By celebplanes · 1 min read · Hess

Hess
Hess Corporation’s Gulfstream G650ER, tail number N1454H, departed Newark Liberty International Airport shortly before midnight on June 17 and landed at Menorca Airport six and a half hours later on June 18. The flight arrived the same week Chevron, which closed its $53 billion acquisition of Hess in July 2025, disclosed it would eliminate up to 8,000 jobs by the end of 2026, starting with 575 cuts at the former Hess Tower in Houston [budsoffshoreenergy.com].
Chevron’s prize in the merger—the 30% stake in ExxonMobil’s Stabroek block offshore Guyana—continued to generate outsized returns. Combined profits from the block reached $7.56 billion in 2025, with Chevron’s share at $2.89 billion, though lower oil prices shrank Hess’s 2025 profit from $3.15 billion the year prior [oilnow.gy]. The block now produces over 900,000 barrels per day, with plans to hit 1.3 million by 2027 via new FPSOs [energynewsbeat.co].

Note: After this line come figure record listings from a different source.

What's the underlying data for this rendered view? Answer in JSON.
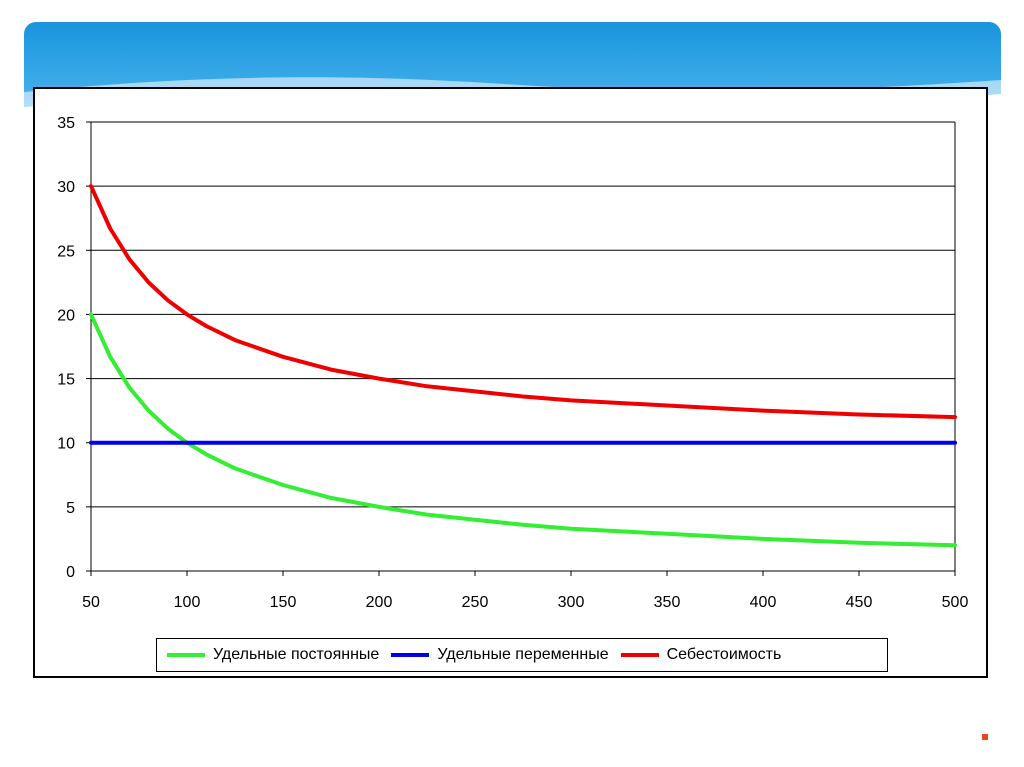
{
  "colors": {
    "banner": "#1895dc",
    "corner_mark": "#e8471c"
  },
  "chart_data": {
    "type": "line",
    "x": [
      50,
      60,
      70,
      80,
      90,
      100,
      110,
      125,
      150,
      175,
      200,
      225,
      250,
      275,
      300,
      350,
      400,
      450,
      500
    ],
    "xlim": [
      50,
      500
    ],
    "ylim": [
      0,
      35
    ],
    "x_ticks": [
      "50",
      "100",
      "150",
      "200",
      "250",
      "300",
      "350",
      "400",
      "450",
      "500"
    ],
    "y_ticks": [
      "0",
      "5",
      "10",
      "15",
      "20",
      "25",
      "30",
      "35"
    ],
    "grid": "horizontal",
    "legend_position": "bottom",
    "series": [
      {
        "name": "Удельные постоянные",
        "color": "#33ee33",
        "values": [
          20,
          16.7,
          14.3,
          12.5,
          11.1,
          10,
          9.1,
          8,
          6.7,
          5.7,
          5,
          4.4,
          4,
          3.6,
          3.3,
          2.9,
          2.5,
          2.2,
          2
        ]
      },
      {
        "name": "Удельные переменные",
        "color": "#0000ee",
        "values": [
          10,
          10,
          10,
          10,
          10,
          10,
          10,
          10,
          10,
          10,
          10,
          10,
          10,
          10,
          10,
          10,
          10,
          10,
          10
        ]
      },
      {
        "name": "Себестоимость",
        "color": "#ee0000",
        "values": [
          30,
          26.7,
          24.3,
          22.5,
          21.1,
          20,
          19.1,
          18,
          16.7,
          15.7,
          15,
          14.4,
          14,
          13.6,
          13.3,
          12.9,
          12.5,
          12.2,
          12
        ]
      }
    ]
  }
}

Just a week before the Menorca landing, the same aircraft made a trip to Guyana (June 11), underscoring the continued operational focus on Stabroek. The Balearic stop, not one of Hess’s typical business destinations, suggests a corporate retreat or strategic planning session—perhaps to decide which of the 8,000 pink slips land on which desks.